Esra Hankulu'nun ölümüyle ilgili yürütülen soruşturma kapsamında yayınlanan bilirkişi raporunda, “Tedavisinin yapılması durumunda kurtulma ihtimalinin yüksek olduğuna” dikkat çekildi.
Haber Merkezi- Ankara’nın Mamak ilçesinde Ağustos ayında yaşamını yitiren 25 yaşındaki Esra Hankulu'nun şüpheli ölümüyle ilgili ihmaller, İstanbul Adli Tıp Kurumu raporu ile ortaya çıktı.
Esra Hankulu’nun otopsisinde tespit edilen kafa içi kanamanın lokalizasyonu, özelliği ve ağırlığı dikkate alındığında, “fenalaşması sonrası 112 acil servisinin çağrılması veya hastaneye götürülüp teşhis konularak tedavisinin yapılması durumunda kurtulma ihtimalinin yüksek olduğuna” dikkat çekildi.
Raporda, şu ifadeler dikkat çekti: “Travmadan hemen sonra (1 saat içinde) şuurunun bozulması, bulantı, kusma olması sonra iyilik halinin olması, ilerleyen zamanda şuurunun kapanarak ölümünün gerçekleşmesinin tıbben mümkün olduğu oy birliğiyle mütalaa olunur.”
Ne olmuştu?
Esra Hankulu, 3 Ağustos’ta Mamak’taki evinde şüpheli bir şekilde yaşamını yitirmiş halde bulundu. Olayın ardından gece yanında oldukları belirlenen arkadaşları Dilan C., Furkan G. ve kamuoyunda “Aleyna Çakır” olarak bilinen Sema Esen’in ölümüyle ilgili soruşturmada baş şüpheli olan Ümitcan Uygun gözaltına alındı.

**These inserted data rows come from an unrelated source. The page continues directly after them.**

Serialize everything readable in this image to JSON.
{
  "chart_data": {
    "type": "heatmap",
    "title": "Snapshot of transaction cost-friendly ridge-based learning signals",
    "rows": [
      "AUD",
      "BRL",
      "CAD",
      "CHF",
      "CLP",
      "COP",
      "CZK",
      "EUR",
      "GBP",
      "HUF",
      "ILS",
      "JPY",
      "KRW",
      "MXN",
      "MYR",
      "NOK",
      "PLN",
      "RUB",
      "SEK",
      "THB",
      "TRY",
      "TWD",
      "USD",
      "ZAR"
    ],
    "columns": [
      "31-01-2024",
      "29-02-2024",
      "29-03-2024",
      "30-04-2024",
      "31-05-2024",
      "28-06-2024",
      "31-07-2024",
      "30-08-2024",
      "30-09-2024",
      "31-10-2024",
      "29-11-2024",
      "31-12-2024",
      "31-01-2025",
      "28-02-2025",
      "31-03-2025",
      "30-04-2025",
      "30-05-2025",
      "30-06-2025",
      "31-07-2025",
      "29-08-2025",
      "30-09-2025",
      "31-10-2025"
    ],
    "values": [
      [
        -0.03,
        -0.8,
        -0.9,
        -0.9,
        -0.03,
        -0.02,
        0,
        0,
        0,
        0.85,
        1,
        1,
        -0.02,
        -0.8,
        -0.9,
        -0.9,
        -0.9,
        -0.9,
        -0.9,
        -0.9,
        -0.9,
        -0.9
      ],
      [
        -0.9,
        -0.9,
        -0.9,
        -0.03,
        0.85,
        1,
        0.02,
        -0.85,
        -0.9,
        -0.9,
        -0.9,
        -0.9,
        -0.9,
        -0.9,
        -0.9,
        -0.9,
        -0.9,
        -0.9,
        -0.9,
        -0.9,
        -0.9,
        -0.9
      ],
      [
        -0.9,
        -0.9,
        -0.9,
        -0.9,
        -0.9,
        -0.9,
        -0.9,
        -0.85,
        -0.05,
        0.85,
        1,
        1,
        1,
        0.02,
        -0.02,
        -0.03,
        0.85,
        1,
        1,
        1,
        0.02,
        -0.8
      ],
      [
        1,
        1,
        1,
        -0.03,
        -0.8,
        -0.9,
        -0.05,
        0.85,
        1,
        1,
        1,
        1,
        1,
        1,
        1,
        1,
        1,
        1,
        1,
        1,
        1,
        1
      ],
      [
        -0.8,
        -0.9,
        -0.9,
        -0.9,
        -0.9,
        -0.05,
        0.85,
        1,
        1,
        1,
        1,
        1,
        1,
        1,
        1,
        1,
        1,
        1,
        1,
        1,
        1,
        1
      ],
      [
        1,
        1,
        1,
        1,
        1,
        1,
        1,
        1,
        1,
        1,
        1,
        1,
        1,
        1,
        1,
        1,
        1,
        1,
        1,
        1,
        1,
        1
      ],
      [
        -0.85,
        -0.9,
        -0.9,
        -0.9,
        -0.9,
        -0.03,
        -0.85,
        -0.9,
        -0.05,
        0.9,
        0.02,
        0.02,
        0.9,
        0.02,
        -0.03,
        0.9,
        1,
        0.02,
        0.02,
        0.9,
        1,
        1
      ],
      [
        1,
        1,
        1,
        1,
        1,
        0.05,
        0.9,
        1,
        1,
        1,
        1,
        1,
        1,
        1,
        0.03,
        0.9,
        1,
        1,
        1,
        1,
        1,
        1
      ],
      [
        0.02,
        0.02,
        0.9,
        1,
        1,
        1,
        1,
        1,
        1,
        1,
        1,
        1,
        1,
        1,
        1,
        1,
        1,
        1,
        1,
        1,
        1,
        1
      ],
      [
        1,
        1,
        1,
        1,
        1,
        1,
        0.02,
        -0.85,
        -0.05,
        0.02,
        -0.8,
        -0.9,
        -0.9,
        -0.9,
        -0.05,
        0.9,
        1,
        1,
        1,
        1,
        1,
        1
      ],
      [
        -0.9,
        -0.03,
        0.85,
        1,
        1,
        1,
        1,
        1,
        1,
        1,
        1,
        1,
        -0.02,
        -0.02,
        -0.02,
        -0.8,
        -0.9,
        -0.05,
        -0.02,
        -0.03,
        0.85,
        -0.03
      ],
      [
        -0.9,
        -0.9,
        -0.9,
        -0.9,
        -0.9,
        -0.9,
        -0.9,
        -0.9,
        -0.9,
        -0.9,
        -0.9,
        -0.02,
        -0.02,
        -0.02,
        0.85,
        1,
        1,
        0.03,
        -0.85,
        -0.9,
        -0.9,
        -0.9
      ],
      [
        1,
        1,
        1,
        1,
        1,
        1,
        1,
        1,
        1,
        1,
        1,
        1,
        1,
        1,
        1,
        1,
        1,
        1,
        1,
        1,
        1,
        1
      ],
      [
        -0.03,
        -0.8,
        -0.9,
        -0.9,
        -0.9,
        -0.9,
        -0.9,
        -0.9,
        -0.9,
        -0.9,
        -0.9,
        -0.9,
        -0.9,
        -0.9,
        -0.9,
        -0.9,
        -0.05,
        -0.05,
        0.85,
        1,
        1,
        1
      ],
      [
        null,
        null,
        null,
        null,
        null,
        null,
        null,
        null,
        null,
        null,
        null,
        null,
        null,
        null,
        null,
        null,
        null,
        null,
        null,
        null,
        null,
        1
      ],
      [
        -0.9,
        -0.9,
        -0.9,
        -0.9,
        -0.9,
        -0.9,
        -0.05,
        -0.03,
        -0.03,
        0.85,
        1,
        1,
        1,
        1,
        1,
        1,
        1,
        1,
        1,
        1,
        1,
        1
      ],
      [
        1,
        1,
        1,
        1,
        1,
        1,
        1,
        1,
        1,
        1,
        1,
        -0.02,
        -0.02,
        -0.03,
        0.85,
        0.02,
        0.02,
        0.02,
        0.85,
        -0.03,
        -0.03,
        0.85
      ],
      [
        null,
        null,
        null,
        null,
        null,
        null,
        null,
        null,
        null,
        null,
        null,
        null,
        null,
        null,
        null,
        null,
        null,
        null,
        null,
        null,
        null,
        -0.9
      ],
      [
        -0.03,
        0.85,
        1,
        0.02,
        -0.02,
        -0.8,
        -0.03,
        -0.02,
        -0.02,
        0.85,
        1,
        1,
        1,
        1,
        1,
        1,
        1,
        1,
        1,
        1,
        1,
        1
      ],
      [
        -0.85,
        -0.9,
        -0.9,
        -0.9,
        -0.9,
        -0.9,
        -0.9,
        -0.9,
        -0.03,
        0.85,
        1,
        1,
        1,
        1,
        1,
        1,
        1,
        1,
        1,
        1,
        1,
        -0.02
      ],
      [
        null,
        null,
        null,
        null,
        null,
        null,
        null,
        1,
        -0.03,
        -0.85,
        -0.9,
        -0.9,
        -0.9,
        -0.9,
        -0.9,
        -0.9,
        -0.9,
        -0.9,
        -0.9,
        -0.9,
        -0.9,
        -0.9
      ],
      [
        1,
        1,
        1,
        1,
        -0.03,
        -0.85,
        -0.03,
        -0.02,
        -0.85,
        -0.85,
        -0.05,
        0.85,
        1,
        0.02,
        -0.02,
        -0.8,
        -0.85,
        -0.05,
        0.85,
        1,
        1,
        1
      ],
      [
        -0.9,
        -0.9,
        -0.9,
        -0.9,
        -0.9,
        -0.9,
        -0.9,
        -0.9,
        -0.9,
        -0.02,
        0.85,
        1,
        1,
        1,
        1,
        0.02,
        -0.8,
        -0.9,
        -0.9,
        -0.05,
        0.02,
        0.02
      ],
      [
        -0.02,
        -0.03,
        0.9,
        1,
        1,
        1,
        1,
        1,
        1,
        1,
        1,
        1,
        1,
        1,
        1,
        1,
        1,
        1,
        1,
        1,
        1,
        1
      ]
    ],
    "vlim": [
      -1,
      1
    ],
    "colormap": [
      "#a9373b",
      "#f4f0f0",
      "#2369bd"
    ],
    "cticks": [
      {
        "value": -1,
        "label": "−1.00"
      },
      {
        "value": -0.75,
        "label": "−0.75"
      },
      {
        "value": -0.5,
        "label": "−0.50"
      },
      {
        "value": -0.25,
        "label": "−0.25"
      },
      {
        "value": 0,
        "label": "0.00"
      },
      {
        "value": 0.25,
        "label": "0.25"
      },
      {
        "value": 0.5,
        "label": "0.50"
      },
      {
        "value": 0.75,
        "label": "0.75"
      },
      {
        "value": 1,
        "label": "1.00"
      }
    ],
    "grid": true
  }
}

Ümitcan Uygun, “kasten öldürme” suçundan tutuklanırken, diğer iki şüpheli ise adli kontrol şartıyla serbest bırakıldı. Ankara Cumhuriyet Başsavcılığı’nca yürütülen soruşturma kapsamında İstanbul Adli Tıp Kurumu’ndan istenen rapor, UYAP üzerinden dosyaya geldi. Kesin ölüm nedenine ilişkin 1. Adli Tıp İhtisas Kurulu’nca hazırlanan raporda, kadının “künt kafa travmasına bağlı iç kanamadan yaşamını yitirdiği” belirlendi.